The mechanistic rationale for intensive BP lowering—stabilizing the microvasculature and reducing left ventricular hypertrophy—is well-established. However, the biological reality of the aging patient involves reduced baroreflex sensitivity and arterial stiffness, which can lead to larger fluctuations in BP. Digital health tools, as highlighted in this study, serve as a bridge, providing the ‘safety net’ that risk-averse clinicians require to move forward with intensification.
Critics argue that DCEs use hypothetical scenarios that may not perfectly reflect the pressure of a 15-minute consultation. Nevertheless, the alignment of these findings with real-world observational data (where BP control rates drop significantly after age 75) suggests that the DCE accurately mirrors the internal calculations of the modern physician.
Conclusion
Addressing clinical inertia in hypertension management requires more than just publishing new trial results; it requires addressing the specific fears of the clinician. The work by O’Hagan et al. demonstrates that age and frailty are the most significant inhibitors of intensive treatment, while digital health monitoring is a powerful facilitator.
Future research and clinical trials should focus on integrating digital health platforms directly into the clinical workflow to provide the real-time feedback necessary to reassure risk-averse practitioners. Furthermore, guidelines must evolve to provide more explicit instructions on how to manage the ‘oldest old’ and the moderately frail, rather than applying a one-size-fits-all target. By tailoring our approach to both the patient’s biology and the clinician’s psychology, we can more effectively reduce the burden of cardiovascular disease in our aging population.
References
- O’Hagan E, et al. Preferences for Antihypertensive Prescribing in Older Adults: A Discrete Choice Experiment.
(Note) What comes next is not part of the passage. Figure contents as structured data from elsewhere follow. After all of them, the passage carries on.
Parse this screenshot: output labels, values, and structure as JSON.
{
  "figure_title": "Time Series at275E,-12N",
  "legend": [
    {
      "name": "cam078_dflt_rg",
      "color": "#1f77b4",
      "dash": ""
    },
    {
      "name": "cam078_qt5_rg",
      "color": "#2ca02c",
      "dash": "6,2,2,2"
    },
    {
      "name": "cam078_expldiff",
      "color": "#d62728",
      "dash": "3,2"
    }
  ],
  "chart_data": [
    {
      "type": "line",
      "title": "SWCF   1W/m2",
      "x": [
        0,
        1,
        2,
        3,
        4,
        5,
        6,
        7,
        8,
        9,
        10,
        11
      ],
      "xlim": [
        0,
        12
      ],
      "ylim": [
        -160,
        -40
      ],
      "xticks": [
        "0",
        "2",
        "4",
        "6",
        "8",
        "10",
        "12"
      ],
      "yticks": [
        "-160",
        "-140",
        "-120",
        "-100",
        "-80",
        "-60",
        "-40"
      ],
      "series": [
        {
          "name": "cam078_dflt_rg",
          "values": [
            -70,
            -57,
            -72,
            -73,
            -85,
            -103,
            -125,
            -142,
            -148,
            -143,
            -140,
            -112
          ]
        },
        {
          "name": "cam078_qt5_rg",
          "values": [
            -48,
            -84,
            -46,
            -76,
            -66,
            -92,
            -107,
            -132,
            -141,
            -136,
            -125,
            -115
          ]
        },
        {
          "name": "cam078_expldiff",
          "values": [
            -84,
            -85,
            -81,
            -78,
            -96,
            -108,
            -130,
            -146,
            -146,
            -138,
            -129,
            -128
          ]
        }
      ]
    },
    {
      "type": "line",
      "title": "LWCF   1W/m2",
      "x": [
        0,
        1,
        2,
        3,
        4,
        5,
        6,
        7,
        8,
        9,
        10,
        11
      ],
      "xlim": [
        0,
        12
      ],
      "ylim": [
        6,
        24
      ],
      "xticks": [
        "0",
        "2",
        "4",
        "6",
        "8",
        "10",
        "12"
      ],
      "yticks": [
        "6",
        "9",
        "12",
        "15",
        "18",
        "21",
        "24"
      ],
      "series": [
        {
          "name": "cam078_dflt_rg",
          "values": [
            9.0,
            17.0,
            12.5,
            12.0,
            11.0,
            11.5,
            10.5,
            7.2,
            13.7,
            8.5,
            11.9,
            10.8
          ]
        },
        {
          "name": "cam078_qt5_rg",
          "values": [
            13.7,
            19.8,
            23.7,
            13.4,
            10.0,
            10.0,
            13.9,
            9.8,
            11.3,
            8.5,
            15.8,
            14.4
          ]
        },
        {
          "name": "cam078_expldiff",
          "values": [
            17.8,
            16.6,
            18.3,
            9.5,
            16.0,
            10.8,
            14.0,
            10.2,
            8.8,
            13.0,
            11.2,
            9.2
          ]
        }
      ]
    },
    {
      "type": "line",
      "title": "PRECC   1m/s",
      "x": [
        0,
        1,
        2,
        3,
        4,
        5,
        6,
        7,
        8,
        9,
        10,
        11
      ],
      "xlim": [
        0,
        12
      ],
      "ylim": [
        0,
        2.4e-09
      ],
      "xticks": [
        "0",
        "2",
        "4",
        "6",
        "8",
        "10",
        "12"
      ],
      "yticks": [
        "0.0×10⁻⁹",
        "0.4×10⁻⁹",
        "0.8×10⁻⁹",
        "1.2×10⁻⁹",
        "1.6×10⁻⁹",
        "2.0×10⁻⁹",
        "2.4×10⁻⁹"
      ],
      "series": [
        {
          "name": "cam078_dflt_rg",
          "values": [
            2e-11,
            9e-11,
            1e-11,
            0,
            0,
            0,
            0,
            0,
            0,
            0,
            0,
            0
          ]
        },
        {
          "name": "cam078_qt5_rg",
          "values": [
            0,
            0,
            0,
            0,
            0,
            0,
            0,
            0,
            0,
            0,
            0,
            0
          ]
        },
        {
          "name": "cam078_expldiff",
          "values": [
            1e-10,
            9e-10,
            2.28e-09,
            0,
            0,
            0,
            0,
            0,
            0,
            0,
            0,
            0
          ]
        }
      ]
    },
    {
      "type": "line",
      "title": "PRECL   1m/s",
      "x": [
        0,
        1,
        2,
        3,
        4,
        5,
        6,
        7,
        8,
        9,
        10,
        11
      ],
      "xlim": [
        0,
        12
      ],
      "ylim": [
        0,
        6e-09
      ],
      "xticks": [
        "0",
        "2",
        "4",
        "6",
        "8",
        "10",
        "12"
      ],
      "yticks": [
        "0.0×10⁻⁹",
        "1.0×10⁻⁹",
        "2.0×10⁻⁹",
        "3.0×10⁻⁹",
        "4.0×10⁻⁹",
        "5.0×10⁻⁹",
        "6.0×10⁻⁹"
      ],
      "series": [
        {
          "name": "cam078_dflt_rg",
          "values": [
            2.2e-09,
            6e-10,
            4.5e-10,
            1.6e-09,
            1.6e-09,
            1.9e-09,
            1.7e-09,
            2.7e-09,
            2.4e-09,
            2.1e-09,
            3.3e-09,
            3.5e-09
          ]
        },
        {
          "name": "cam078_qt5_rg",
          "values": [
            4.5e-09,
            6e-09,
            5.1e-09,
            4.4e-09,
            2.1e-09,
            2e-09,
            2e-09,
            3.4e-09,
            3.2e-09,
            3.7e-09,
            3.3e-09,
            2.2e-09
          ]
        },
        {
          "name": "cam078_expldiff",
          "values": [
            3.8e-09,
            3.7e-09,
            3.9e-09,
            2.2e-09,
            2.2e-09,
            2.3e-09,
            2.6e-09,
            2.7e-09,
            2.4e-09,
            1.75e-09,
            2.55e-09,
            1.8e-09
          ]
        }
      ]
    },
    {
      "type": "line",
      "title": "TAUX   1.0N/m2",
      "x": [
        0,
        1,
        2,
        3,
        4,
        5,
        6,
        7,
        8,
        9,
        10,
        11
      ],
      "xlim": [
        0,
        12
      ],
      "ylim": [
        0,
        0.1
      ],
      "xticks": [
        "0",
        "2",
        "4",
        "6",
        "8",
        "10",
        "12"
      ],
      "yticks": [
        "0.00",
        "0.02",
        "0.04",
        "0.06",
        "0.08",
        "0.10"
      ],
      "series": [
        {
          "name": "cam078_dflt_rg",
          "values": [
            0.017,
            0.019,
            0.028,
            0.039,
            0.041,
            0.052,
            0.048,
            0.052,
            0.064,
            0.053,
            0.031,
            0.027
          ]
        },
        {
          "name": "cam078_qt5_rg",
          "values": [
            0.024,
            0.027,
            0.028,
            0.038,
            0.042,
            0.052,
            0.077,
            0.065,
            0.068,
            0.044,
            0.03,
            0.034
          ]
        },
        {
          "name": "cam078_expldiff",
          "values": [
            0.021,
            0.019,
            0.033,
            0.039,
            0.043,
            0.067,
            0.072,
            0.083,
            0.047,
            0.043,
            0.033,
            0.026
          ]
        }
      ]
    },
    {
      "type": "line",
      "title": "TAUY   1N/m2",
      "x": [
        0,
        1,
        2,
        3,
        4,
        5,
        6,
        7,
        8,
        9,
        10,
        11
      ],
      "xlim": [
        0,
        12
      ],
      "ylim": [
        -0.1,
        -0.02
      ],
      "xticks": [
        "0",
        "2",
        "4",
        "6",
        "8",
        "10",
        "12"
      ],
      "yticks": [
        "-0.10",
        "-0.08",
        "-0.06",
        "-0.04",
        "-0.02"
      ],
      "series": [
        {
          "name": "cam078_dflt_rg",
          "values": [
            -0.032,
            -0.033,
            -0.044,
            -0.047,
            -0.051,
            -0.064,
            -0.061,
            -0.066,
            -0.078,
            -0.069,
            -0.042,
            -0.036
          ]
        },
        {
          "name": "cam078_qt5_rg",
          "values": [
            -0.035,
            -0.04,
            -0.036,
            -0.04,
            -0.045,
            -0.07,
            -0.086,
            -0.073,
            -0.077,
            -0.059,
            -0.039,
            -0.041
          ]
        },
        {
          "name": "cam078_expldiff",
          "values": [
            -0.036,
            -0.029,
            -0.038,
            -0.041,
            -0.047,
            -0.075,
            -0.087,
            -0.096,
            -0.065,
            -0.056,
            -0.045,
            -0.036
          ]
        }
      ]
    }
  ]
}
J Am Coll Cardiol. 2026. PMID: 41778956.
- Wright JT Jr, et al. A Randomized Trial of Intensive versus Standard Blood-Pressure Control (SPRINT). N Engl J Med. 2015;373(22):2103-2116. PMID: 26551272.
- Whelton PK, et al. 2017 ACC/AHA/AAPA/ABC/ACPM/AGS/APhA/ASPC/NMA/PCNA Guideline for the Prevention, Detection, Evaluation, and Management of High Blood Pressure in Adults. J Am Coll Cardiol. 2018;71(19):e127-e248. PMID: 29133354.
- Zhang W, et al. Trial of Intensive Blood-Pressure Control in Older Patients with Hypertension (STEP). N Engl J Med. 2021;385(14):1268-1279. PMID: 34459573.